A crise econômica é a principal motivação para que os habitantes de Mariana peçam o retorno da empresa: “Todos esperam a volta da Samarco brevemente. Mariana deseja muito isso. A Samarco é uma das empresas que nos dá muita cobertura, principalmente trabalho. Tem muita gente desempregada e isso não é bom para cidade de Mariana”, comenta José Mario Camilo, 60. Mas a paralisação da mineradora afetou também as pessoas que não viviam diretamente da mineração, como conta outro morador da cidade, Valmir dos Santos, 44: “Eu acho que a Samarco deve sim atuar em Mariana. Sem a Samarco, está um Deus nos acuda. A cidade para, a cidade vive do minério. Ainda mais pra (sic) mim que trabalho com vendas na rua, está horrível”.

Os movimentos “Fica Samarco” e “ Justiça sim, desemprego não” são liderados por Poliane Freitas, 29, cujos pais e avós moravam no povoado de Bento Rodrigues, o primeiro povoado a ser atingido e destruído em menos de uma hora pelos rejeitos. “Mariana tem 320 anos de existência e não tem diversidade econômica. Não adianta agora querer mudar e viver do turismo. Se você buscar no Google a palavra “Mariana”, só vai aparecer um resultado: lama. Hoje não se mostram as belezas da cidade, sua história”. E acrescenta: “ Vamos juntos aprender com o acidente e fazer uma diversidade econômica, voltar a minerar e paralelamente a isso ter mais respeito com o dinheiro público”. Poliane tinha uma loja de roupas na rua Direita, a principal via no centro da cidade antes do acidente. Mas teve que fechar as portas do comércio, diante da ausência de vendas e de dinheiro circulando na cidade.
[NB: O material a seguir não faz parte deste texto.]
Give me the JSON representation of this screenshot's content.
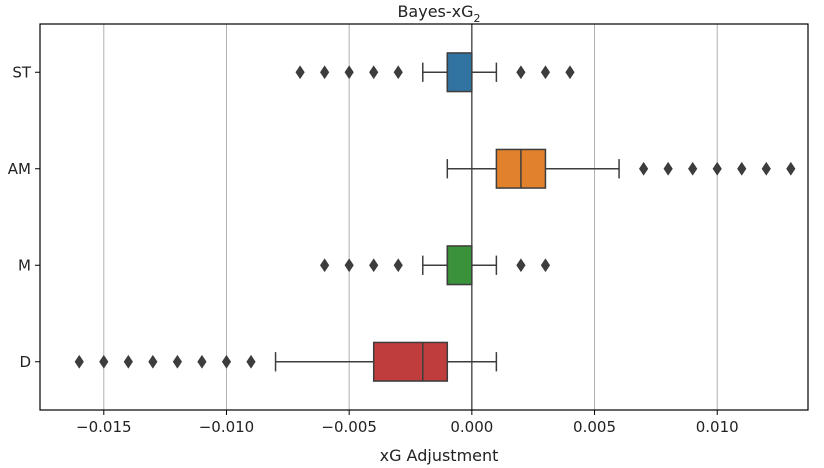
{
  "chart_data": {
    "type": "boxplot",
    "orientation": "horizontal",
    "title": {
      "main": "Bayes-xG",
      "subscript": "2"
    },
    "xlabel": "xG Adjustment",
    "ylabel": "",
    "xlim": [
      -0.0176,
      0.0137
    ],
    "xticks": [
      -0.015,
      -0.01,
      -0.005,
      0.0,
      0.005,
      0.01
    ],
    "xtick_labels": [
      "−0.015",
      "−0.010",
      "−0.005",
      "0.000",
      "0.005",
      "0.010"
    ],
    "grid": {
      "x": true,
      "y": false
    },
    "reference_line": 0.0,
    "categories": [
      "ST",
      "AM",
      "M",
      "D"
    ],
    "boxes": [
      {
        "category": "ST",
        "color": "#3274a1",
        "whisker_low": -0.002,
        "q1": -0.001,
        "median": -0.001,
        "q3": 0.0,
        "whisker_high": 0.001,
        "outliers": [
          -0.007,
          -0.006,
          -0.005,
          -0.004,
          -0.003,
          0.002,
          0.003,
          0.004
        ]
      },
      {
        "category": "AM",
        "color": "#e1812c",
        "whisker_low": -0.001,
        "q1": 0.001,
        "median": 0.002,
        "q3": 0.003,
        "whisker_high": 0.006,
        "outliers": [
          0.007,
          0.008,
          0.009,
          0.01,
          0.011,
          0.012,
          0.013
        ]
      },
      {
        "category": "M",
        "color": "#3a923a",
        "whisker_low": -0.002,
        "q1": -0.001,
        "median": -0.001,
        "q3": 0.0,
        "whisker_high": 0.001,
        "outliers": [
          -0.006,
          -0.005,
          -0.004,
          -0.003,
          0.002,
          0.003
        ]
      },
      {
        "category": "D",
        "color": "#c03d3e",
        "whisker_low": -0.008,
        "q1": -0.004,
        "median": -0.002,
        "q3": -0.001,
        "whisker_high": 0.001,
        "outliers": [
          -0.016,
          -0.015,
          -0.014,
          -0.013,
          -0.012,
          -0.011,
          -0.01,
          -0.009
        ]
      }
    ]
  }
}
Mariana é extremamente dependente da atividade mineradora. A cada R$ 10 que circulam no município, R$ 8 são provenientes da mineração. Para o sociólogo Paulo Niccoli, 33, os problemas sociais vão além do desemprego e podem futuramente aumentar índices de alcoolismo, criminalidade e suicídio. Para ele, a responsabilidade social da Samarco com a região vai além do pagamento de alugueis e auxílio financeiro para os desabrigados.  “Além de indenizar a região financeiramente, a Samarco tem obrigação de pensar nas atividades econômicas em torno da mineração. Ou seja, fazer com que a sociedade local não seja tão dependente dessa atividade econômica”, explica. 

O acidente

No dia 05 de novembro de 2015, por volta das 15h, a barragem de Fundão da mineradora Samarco, se rompeu e despejou aproximadamente 62 milhões de metros cúbicos de rejeitos no Rio Doce, formados principalmente por óxido de ferro, água e lama. A quantidade é equivalente a 20 mil piscinas olímpicas de lama liberados na natureza.
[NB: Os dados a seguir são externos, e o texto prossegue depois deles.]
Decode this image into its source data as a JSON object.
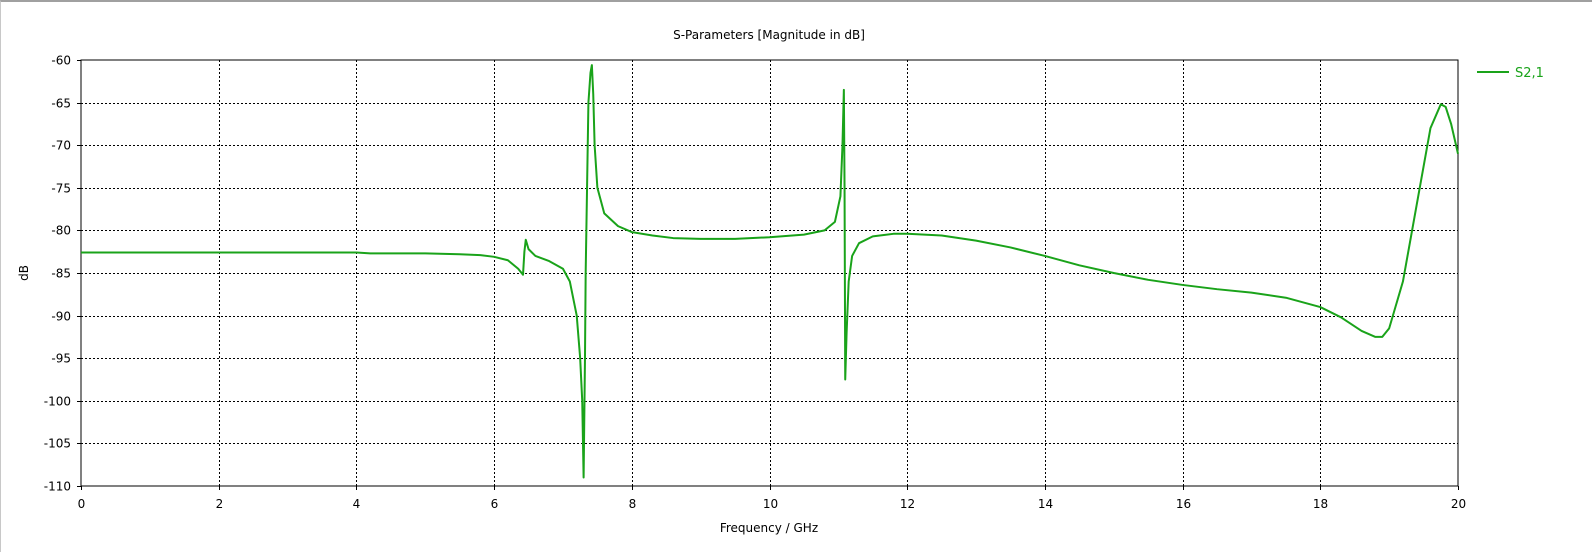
{
  "window": {
    "accent": "#1aa31a"
  },
  "chart_data": {
    "type": "line",
    "title": "S-Parameters [Magnitude in dB]",
    "xlabel": "Frequency / GHz",
    "ylabel": "dB",
    "xlim": [
      0,
      20
    ],
    "ylim": [
      -110,
      -60
    ],
    "xticks": [
      0,
      2,
      4,
      6,
      8,
      10,
      12,
      14,
      16,
      18,
      20
    ],
    "yticks": [
      -60,
      -65,
      -70,
      -75,
      -80,
      -85,
      -90,
      -95,
      -100,
      -105,
      -110
    ],
    "grid": true,
    "legend": {
      "position": "right"
    },
    "series": [
      {
        "name": "S2,1",
        "color": "#1aa31a",
        "x": [
          0,
          1,
          2,
          3,
          4,
          4.2,
          5,
          5.5,
          5.8,
          6.0,
          6.2,
          6.35,
          6.42,
          6.44,
          6.46,
          6.5,
          6.6,
          6.8,
          7.0,
          7.1,
          7.2,
          7.25,
          7.28,
          7.3,
          7.32,
          7.33,
          7.35,
          7.37,
          7.4,
          7.42,
          7.44,
          7.46,
          7.5,
          7.6,
          7.8,
          8.0,
          8.3,
          8.6,
          9.0,
          9.5,
          10.0,
          10.5,
          10.8,
          10.95,
          11.03,
          11.06,
          11.08,
          11.09,
          11.1,
          11.12,
          11.15,
          11.2,
          11.3,
          11.5,
          11.8,
          12.0,
          12.5,
          13.0,
          13.5,
          14.0,
          14.5,
          15.0,
          15.5,
          16.0,
          16.5,
          17.0,
          17.5,
          18.0,
          18.3,
          18.6,
          18.8,
          18.9,
          19.0,
          19.2,
          19.4,
          19.6,
          19.75,
          19.82,
          19.9,
          20.0
        ],
        "values": [
          -82.6,
          -82.6,
          -82.6,
          -82.6,
          -82.6,
          -82.7,
          -82.7,
          -82.8,
          -82.9,
          -83.1,
          -83.5,
          -84.5,
          -85.2,
          -82.5,
          -81.1,
          -82.2,
          -83.0,
          -83.6,
          -84.5,
          -86.0,
          -90.0,
          -95.0,
          -100.0,
          -109.0,
          -95.0,
          -85.0,
          -75.0,
          -65.0,
          -61.5,
          -60.6,
          -64.0,
          -70.0,
          -75.0,
          -78.0,
          -79.5,
          -80.2,
          -80.6,
          -80.9,
          -81.0,
          -81.0,
          -80.8,
          -80.5,
          -80.0,
          -79.0,
          -76.0,
          -70.0,
          -63.5,
          -75.0,
          -97.5,
          -92.0,
          -86.0,
          -83.0,
          -81.5,
          -80.7,
          -80.4,
          -80.4,
          -80.6,
          -81.2,
          -82.0,
          -83.0,
          -84.1,
          -85.0,
          -85.8,
          -86.4,
          -86.9,
          -87.3,
          -87.9,
          -89.0,
          -90.2,
          -91.8,
          -92.5,
          -92.5,
          -91.5,
          -86.0,
          -77.0,
          -68.0,
          -65.2,
          -65.5,
          -67.5,
          -71.0
        ]
      }
    ]
  }
}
Três vilarejos foram os mais afetados. Bento Rodrigues teve 82% das edificações destruídas. O tsunami de lama também se deslocou até os subdistritos de Paracatu de Baixo (pertencente a Mariana) e Gesteira (pertencente a Barra Longa), chegando até o centro urbano de Barra Longa.
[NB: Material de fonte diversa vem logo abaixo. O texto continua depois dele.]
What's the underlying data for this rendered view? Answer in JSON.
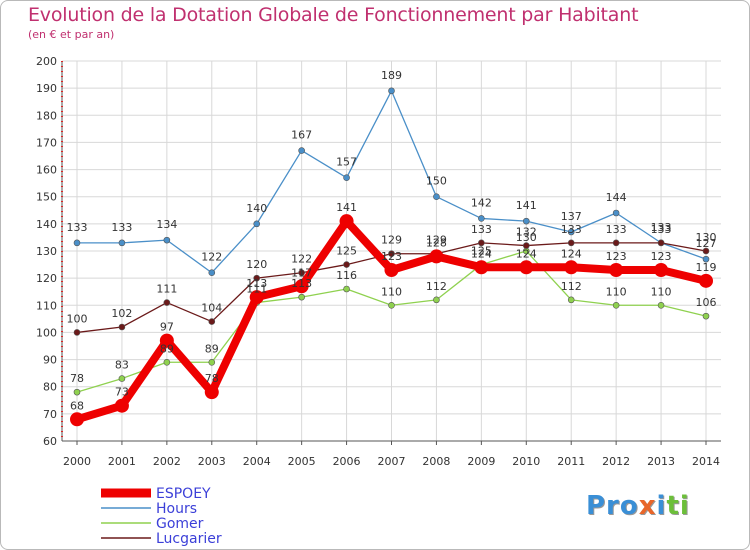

Boa parte da Bacia do Rio Doce, uma das mais importantes do país foi contaminada. Mais de 660 km de rio foram tomados pela lama.  O acidente suspendeu momentaneamente o abastecimento de água de várias cidades do interior de Minas: Governador Valadares, Periquito, Galiléia, Tumiritinga e Alpercata (até hoje algumas delas continuam com o suprimento de água potável prejudicado). Em alguns dias, a onda de rejeitos alcançou a foz do Rio Doce e chegou até o litoral, na praia de Regência, no norte do Espirito Santo. Com o acidente, 11 toneladas de peixes morreram - oito toneladas em Minas Gerais e três no Espírito Santo.  Após um ano da tragédia, a contagem oficial confirma 19 mortos e uma pessoa que permanece desaparecida.

Até hoje a Samarco e a Vale já receberam mais de 50 multas que, somadas, chegam a mais de R$ 300 milhões pelo rompimento da barragem, mas não pagaram nenhuma.